While both merchants and banks are working towards the same objective of predicting and preventing fraud, they are using discrete data sets. Typical to any prediction system, these fraud prevention solutions are bound to have false positives, resulting in legitimate transactions mistakenly declined.
The solution? A system that enables merchants to share a bit of insight about their own risk assessment with card issuers—a bridge between discrete fraud protection networks.

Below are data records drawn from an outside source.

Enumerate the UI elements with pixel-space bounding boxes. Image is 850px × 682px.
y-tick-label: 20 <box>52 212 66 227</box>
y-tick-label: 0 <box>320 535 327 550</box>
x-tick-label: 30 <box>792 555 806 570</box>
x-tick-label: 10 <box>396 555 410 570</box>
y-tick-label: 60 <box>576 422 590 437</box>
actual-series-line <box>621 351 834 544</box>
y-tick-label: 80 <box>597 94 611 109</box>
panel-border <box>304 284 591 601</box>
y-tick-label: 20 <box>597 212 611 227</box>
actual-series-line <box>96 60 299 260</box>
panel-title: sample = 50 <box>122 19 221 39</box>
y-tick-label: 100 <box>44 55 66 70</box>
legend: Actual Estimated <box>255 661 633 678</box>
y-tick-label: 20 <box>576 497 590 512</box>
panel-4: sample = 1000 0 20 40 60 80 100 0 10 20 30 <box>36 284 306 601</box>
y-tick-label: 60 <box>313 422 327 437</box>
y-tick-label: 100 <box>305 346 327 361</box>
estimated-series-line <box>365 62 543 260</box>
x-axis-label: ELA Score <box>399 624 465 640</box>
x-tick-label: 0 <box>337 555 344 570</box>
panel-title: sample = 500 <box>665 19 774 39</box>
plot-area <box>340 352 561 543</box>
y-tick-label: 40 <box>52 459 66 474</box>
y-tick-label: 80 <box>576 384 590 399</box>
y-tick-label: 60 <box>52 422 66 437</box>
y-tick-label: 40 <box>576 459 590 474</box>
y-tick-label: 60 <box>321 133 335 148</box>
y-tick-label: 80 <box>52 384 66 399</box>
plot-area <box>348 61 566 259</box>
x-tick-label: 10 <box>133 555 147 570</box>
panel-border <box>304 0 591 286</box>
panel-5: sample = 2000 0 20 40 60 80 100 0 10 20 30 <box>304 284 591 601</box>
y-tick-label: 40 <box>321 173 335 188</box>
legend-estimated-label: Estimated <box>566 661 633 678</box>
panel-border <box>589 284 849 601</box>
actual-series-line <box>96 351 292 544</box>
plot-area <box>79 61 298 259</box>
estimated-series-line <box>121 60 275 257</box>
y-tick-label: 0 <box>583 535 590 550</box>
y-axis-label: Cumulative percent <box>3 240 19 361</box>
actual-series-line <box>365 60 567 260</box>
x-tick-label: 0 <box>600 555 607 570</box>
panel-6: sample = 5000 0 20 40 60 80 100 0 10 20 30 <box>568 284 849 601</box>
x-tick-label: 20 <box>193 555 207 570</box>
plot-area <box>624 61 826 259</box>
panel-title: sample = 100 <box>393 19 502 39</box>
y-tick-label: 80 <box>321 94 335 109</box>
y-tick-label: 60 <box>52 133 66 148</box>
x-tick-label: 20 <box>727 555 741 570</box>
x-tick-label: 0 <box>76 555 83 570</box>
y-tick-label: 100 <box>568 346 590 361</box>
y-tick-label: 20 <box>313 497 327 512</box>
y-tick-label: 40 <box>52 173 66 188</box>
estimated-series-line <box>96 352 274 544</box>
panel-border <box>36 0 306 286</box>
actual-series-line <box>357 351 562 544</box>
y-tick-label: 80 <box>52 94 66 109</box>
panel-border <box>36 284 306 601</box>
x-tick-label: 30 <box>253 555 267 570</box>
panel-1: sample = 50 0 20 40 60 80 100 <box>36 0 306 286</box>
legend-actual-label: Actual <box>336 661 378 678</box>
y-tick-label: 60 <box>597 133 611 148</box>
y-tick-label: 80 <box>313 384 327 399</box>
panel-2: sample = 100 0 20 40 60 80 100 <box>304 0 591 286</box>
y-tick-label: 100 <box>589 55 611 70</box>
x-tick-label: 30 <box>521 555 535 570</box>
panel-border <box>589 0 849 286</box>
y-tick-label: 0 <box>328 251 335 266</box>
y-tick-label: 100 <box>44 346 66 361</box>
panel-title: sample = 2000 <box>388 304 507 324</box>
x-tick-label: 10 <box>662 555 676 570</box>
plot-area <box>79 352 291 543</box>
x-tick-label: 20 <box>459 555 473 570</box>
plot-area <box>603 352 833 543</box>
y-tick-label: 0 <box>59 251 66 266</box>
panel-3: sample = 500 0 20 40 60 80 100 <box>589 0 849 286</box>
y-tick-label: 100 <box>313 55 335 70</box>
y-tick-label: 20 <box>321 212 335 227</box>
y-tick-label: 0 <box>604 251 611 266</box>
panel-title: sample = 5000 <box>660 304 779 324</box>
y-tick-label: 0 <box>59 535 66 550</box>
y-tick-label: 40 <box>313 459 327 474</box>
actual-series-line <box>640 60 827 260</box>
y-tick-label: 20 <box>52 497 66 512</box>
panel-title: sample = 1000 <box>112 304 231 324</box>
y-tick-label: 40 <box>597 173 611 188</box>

Bridging merchant and bank fraud protection networks
Microsoft fraud detection technology safeguards more than 1 billion transactions across Microsoft services every year, which has reduced fraud-related costs by $76 million and boosted revenue by hundreds of millions more over a two-year period. In 2019, Microsoft introduced a commercial version of its proven fraud protection technology, Microsoft Dynamics 365 Fraud Protection, which is equipped with unique, advanced AI and other digital capabilities to help online merchants build trust, streamline transactions, and amplify their fraud protection activities.
That’s where we are teaming up with American Express.
We worked with American Express to evaluate how merchants can seamlessly share risk assessment attributes and transaction data through American Express’ industry-leading Enhanced Authorization solution. Enhanced Authorization is a free solution from American Express which enables merchants to share additional data elements about a transaction with American Express to improve fraud detection. Tested on the Microsoft ecommerce platform, we defined a small payload of data with Microsoft’s AI-based assessment of the transaction, what we call “transaction trust knowledge,” that would be provided through the Enhanced Authorization API to American Express giving them deeper insight about the risks of a single transaction. The test demonstrated that, when deployed widely, merchants can expect an increase in transaction revenue and reduced cardholder friction, resulting in a better customer experience.
Thrilled by the results, Microsoft incorporated American Express’ Enhanced Authorization solution into its Dynamics 365 Fraud Protection technology, so that any merchant can opt-in to send transaction trust knowledge to American Express using the Transaction Acceptance Booster service feature.
At Microsoft, we believe in our mission to empower every person and every organization on the planet to achieve more. And with the Transaction Acceptance Booster feature, Fraud Protection can help merchants reduce fraud, achieve higher bank approval rates, and deliver a better shopping experience to their customers.